In humans, as in other higher organisms, a DNA molecule consists
of two strands that wrap around each other to resemble a twisted ladder
whose sides, made of sugar and phosphate molecules, are connected by rungs
of nitrogen-containing chemicals called bases. Each strand is a linear
arrangement of repeating similar units called nucleotides, which are each
composed of one sugar, one phosphate, and a nitrogenous base. Four different
bases are present in DNA: adenine (A), thymine (T), cytosine (C), and guanine
(G). The particular order of the bases arranged along the sugar-phosphate
backbone is
called the DNA sequence; the sequence specifies
the exact genetic instructions required to create a particular organism
with its own unique traits.
The two DNA strands are held together by weak bonds between the bases
on each strand, forming base pairs (bp). Genome size is usually stated
as the total number of base pairs; the human genome contains roughly 3
billion bp.
Each time a cell divides into two daughter cells, its full genome
is duplicated; for humans and other complex organisms, this duplication
occurs in the nucleus. During cell division the DNA molecule unwinds
and the weak bonds between the base pairs break, allowing the strands to
separate. Each strand directs the synthesis of a complementary new strand,
with free nucleotides matching up with their complementary bases on each
of the separated strands. Strict base-pairing rules are adhered to; adenine
will pair only with thymine (an A-T pair) and cytosine with guanine (a
C-G pair). Each daughter cell receives one old and one new DNA strand.
The
cells adherence to these base-pairing rules ensures that the new strand
is an exact copy of the old one. This minimizes the incidence of
errors (mutations) that may greatly affect the resulting organism or its
offspring.
What are some practical benefits to learning about DNA?
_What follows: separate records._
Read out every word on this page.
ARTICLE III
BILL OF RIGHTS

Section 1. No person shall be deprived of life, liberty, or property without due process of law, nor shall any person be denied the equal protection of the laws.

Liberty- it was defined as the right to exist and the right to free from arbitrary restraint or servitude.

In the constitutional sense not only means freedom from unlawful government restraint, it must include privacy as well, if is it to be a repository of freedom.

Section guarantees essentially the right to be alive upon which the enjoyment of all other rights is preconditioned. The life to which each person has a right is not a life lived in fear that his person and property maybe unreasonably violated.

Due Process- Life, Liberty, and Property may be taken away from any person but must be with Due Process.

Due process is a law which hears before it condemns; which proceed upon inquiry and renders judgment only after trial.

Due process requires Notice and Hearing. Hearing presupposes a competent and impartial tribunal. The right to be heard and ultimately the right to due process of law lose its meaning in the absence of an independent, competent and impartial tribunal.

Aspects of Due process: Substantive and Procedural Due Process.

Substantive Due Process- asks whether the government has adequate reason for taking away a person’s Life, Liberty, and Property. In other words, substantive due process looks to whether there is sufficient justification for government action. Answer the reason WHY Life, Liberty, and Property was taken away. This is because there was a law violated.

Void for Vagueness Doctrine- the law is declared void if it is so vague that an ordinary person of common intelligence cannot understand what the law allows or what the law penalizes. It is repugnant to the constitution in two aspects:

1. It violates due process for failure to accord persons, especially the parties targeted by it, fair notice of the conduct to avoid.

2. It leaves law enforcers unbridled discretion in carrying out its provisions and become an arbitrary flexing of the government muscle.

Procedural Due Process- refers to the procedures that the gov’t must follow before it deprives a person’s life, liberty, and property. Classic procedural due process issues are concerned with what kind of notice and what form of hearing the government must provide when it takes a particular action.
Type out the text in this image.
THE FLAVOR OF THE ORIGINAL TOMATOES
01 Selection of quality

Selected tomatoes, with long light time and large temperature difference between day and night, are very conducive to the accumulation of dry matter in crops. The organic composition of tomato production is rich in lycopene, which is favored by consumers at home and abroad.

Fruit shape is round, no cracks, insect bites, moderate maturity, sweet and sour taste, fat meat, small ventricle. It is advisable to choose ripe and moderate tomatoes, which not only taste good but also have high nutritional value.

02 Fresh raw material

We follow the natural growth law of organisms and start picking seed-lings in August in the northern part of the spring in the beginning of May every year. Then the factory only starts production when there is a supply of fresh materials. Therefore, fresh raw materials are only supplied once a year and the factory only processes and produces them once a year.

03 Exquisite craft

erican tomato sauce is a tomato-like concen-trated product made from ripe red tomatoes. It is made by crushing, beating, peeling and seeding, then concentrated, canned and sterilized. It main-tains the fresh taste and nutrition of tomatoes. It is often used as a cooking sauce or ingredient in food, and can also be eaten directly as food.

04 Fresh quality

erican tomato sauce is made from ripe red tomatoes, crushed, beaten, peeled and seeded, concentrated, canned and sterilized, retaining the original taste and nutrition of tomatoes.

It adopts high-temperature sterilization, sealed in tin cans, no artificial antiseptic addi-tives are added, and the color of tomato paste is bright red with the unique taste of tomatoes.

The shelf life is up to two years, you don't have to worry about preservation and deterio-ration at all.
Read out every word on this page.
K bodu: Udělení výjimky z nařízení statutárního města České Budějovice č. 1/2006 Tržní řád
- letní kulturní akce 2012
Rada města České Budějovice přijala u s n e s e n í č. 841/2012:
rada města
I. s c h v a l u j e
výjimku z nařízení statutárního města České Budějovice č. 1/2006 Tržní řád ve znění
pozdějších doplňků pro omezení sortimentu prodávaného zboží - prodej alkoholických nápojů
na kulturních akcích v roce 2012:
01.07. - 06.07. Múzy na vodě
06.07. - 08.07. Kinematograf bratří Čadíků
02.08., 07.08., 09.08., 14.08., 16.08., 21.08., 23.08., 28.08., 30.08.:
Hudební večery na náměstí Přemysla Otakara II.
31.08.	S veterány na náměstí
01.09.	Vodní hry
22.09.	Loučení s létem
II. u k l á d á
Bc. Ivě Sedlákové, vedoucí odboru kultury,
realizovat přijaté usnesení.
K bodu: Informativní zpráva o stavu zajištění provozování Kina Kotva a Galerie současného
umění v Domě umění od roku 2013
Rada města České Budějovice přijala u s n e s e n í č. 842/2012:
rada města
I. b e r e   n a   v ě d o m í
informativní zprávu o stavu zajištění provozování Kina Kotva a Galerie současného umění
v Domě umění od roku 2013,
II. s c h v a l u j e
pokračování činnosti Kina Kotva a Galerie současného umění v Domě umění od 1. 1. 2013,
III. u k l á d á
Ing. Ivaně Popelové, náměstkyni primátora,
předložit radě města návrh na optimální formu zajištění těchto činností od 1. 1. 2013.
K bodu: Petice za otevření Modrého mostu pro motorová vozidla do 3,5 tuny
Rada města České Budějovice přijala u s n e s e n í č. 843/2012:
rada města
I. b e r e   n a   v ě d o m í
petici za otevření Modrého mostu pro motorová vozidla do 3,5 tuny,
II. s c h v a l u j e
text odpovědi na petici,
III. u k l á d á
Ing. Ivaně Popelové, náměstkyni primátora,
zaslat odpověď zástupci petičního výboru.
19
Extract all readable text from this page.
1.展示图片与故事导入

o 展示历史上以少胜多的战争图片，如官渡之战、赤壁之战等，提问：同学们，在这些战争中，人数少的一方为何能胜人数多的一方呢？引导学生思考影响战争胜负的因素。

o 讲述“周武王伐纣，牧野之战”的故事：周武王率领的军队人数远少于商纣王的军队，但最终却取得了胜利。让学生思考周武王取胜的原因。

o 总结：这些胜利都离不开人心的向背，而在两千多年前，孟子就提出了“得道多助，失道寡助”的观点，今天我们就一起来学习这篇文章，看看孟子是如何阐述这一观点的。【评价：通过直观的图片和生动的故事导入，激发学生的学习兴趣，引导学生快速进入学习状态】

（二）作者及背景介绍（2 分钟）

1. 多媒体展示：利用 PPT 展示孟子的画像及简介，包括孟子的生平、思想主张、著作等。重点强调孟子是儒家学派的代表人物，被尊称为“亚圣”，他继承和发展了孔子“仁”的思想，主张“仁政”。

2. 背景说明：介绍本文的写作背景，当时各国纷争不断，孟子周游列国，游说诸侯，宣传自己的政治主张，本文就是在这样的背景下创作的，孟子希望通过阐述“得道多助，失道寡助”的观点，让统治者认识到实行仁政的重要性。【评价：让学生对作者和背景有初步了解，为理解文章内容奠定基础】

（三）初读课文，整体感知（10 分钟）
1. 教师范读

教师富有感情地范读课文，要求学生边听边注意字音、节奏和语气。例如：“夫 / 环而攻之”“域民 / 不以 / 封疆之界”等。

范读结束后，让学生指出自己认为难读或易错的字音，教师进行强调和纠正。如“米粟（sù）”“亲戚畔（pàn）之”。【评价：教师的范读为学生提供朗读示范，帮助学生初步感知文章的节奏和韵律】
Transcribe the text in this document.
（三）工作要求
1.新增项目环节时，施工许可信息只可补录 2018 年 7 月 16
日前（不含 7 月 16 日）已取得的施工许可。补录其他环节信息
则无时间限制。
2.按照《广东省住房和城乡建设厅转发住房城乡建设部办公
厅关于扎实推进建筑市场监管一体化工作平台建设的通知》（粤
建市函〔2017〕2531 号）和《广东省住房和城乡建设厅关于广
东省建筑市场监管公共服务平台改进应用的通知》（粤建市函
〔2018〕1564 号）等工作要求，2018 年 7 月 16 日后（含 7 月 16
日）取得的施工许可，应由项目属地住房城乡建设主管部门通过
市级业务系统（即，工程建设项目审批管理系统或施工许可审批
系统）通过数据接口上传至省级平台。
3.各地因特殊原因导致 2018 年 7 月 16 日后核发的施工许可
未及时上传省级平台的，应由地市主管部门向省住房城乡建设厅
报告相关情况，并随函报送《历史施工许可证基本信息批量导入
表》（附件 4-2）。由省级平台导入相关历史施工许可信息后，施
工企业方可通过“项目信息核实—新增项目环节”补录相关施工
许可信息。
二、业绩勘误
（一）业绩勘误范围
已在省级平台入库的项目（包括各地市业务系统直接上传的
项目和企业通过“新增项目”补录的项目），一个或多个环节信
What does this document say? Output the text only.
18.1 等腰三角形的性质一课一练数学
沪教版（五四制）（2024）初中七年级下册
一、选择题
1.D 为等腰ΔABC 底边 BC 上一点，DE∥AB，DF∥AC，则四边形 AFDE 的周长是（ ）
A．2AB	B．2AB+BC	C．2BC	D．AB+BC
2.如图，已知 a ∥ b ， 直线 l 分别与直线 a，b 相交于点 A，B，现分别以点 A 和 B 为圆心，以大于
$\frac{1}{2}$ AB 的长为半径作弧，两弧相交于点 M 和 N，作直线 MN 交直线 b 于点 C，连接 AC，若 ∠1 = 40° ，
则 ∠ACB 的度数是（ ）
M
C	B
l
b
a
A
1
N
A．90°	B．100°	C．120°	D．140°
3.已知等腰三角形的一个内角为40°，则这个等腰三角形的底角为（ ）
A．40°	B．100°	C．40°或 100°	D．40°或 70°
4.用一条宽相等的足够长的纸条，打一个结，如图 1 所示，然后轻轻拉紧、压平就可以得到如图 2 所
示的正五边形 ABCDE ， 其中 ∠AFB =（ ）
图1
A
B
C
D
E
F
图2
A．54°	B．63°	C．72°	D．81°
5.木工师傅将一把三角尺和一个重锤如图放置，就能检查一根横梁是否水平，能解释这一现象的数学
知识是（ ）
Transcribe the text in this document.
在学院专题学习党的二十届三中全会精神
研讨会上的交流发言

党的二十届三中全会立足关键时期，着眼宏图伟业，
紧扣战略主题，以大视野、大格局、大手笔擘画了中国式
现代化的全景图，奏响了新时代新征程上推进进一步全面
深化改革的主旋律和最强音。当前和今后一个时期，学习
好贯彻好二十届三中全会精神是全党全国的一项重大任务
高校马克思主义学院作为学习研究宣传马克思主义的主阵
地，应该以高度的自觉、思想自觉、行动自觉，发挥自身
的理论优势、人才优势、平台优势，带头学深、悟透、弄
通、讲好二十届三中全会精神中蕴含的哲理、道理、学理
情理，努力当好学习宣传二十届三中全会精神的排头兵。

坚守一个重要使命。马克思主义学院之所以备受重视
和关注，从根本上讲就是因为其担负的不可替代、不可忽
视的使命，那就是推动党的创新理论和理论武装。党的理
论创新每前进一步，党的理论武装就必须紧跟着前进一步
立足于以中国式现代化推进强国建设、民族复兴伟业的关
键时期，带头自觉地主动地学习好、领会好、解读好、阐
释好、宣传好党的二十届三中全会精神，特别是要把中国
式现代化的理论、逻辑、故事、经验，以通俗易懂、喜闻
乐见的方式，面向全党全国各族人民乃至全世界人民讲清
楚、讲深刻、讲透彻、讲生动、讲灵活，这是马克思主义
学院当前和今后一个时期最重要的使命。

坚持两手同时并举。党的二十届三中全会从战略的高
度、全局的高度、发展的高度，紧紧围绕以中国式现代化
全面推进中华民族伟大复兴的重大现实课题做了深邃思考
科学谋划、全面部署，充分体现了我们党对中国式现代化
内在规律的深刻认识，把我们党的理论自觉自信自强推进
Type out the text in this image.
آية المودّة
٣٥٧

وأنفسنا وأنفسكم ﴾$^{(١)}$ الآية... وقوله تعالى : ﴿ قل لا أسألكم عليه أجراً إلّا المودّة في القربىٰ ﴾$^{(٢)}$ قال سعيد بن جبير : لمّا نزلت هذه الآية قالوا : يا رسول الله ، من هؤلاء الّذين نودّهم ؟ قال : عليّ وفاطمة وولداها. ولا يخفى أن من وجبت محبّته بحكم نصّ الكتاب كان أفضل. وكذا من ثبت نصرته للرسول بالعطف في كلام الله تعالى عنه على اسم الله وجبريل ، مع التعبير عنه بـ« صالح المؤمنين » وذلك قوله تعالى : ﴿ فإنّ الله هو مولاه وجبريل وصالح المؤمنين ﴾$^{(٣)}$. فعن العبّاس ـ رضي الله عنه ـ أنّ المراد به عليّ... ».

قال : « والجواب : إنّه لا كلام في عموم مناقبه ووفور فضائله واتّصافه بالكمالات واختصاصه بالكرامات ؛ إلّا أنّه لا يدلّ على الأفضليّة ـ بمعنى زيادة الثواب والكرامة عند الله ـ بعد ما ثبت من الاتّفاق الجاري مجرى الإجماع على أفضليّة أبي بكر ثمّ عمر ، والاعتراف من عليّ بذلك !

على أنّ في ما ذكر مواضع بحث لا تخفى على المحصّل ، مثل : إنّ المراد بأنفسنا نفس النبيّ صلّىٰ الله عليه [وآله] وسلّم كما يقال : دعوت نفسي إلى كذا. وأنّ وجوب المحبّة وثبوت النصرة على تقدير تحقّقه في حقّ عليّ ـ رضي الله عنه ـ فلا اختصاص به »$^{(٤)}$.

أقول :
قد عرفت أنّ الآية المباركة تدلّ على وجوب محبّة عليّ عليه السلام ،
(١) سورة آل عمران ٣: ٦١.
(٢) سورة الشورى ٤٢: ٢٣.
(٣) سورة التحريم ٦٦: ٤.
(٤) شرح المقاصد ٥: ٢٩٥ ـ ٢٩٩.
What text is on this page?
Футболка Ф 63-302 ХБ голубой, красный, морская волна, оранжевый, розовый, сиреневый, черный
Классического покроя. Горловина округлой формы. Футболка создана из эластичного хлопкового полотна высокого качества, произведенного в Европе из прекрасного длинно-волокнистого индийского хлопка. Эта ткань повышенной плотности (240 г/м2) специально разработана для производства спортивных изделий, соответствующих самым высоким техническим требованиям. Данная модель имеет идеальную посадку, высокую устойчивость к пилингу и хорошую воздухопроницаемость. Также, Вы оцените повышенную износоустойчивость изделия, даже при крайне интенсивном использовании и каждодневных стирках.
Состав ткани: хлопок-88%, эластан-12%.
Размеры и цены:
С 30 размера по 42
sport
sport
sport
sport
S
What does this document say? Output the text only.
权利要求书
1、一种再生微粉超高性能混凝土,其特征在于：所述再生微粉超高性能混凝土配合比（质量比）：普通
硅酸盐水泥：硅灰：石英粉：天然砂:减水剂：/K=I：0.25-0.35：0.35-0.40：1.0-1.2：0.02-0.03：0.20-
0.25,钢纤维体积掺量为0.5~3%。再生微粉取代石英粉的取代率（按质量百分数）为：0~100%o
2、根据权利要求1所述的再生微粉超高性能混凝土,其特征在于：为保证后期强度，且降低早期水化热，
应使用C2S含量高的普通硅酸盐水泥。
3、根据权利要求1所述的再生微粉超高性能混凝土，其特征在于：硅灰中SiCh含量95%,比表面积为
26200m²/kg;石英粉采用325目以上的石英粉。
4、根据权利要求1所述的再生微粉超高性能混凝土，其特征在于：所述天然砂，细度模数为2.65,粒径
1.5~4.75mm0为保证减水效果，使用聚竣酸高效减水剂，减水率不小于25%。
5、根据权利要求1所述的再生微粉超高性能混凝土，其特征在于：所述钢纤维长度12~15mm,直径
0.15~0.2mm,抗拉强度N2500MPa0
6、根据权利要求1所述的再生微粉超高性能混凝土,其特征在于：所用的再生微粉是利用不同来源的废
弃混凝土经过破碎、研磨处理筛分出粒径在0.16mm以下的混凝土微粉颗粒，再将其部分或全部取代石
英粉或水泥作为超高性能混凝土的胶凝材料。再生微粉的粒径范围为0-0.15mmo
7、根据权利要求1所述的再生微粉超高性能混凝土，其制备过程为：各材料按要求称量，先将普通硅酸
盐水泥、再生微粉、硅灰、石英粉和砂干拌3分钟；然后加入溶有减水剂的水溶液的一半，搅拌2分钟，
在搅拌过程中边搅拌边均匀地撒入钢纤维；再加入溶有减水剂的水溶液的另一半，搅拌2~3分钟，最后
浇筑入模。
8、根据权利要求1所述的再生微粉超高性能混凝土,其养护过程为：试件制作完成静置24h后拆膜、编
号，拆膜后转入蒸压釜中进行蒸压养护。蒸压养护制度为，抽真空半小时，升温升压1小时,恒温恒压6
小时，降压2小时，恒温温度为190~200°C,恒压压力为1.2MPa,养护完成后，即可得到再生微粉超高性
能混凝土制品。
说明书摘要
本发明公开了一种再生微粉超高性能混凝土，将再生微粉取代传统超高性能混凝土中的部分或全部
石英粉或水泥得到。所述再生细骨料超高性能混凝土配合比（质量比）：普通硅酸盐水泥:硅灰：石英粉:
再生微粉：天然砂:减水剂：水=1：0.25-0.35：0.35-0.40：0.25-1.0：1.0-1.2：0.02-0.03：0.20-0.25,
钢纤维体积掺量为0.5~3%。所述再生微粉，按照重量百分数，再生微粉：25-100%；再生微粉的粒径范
Knowledge about the effects of DNA variations
among individuals can lead to revolutionary new ways to diagnose, treat,
and someday prevent the thousands of disorders that affect us.
Besides providing clues to understanding human biology, learning
about nonhuman organisms' DNA sequences can lead to an understanding of
their natural capabilities that can be applied toward solving challenges
in health care, energy sources, and environmental cleanup.